Zuckerberg: Snowden NSA Revelations Have Brought The Tech Industry Closer

NSA whistleblower Edward Snowden’s revelations about the extent of the U.S. government’s surveillance dragnet of Internet users has had one positive impact, according to Facebook’s Mark Zuckerberg: it’s made rivals in the tech industry more open to working together.

“The NSA issues, I think they’re a real issue, especially for U.S. Internet companies,” he said today. “Trust is  such an important thing when you think about using any Internet services and sharing personal information.”

Zuckerberg was speaking during a Q&A keynote at the Mobile World Congress conference here in Barcelona, and was asked whether the NSA revelations might jeopardize the mission of the Internet.org coalition, which has the big-ticket ambition of connecting everyone in the world to the Internet and of which Facebook is a leading/founder member.

Zuckerberg played down the potential impact that fear of government surveillance might have on Internet.org’s mission — and indeed argued the reverse, saying that he thought it might make the goal easier because of a new spirit of collaboration in a post-Snowden tech world.

“The NSA issues have industry working together better than ever before,” he said, adding: “Historically we’ve had issues working with some of our competitors aligning on policy issues that even help the whole industry – Internet policy issues – but now it’s such an important thing, because of how extreme some of the NSA revelations were, I do feel that a lot of the industry is a lot more aligned.”

Zuckerberg did not name any names, in terms of who exactly used to be hostile to his overtures and is now less so, but one likely candidate here is (presumably) Google.
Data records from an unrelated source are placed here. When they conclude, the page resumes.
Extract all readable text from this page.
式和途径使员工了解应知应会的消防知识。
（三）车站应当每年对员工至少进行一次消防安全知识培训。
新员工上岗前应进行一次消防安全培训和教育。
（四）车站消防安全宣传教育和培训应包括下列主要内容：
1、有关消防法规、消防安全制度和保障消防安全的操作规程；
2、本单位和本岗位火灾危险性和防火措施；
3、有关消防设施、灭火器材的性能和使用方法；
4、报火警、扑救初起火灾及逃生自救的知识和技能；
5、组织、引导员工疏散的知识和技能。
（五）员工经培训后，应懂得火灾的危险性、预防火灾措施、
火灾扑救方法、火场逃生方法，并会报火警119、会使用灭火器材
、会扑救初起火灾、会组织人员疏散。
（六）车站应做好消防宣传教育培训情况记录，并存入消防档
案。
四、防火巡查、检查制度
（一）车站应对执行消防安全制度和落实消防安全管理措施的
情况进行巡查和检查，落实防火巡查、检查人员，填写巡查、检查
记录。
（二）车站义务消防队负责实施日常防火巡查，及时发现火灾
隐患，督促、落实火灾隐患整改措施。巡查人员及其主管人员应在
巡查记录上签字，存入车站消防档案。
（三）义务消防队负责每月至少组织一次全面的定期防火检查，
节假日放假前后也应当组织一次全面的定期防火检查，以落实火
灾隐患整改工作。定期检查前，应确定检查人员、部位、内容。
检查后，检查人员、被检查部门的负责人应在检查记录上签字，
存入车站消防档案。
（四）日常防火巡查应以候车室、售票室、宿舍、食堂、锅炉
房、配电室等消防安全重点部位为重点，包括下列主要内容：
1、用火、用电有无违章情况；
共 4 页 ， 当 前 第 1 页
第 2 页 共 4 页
In further comments on the NSA issue, Zuckerberg added that the agreement, secured from the U.S. government, for Facebook to be able to share “everything the government’s asking of us” — in terms of requests for user data — has also been “helpful” to dissipating people’s fears about the extent of government data-mining of Facebook.

But he was also critical of the government over its lack of transparency around its surveillance programs and generally on the impact on Internet services. “It’s not awesome,” he said. “The government kind of blew it on this… They were just way over the line.”

“They are only just now starting to get to where they should have been,” he added. “I think this whole thing could have been avoidable.”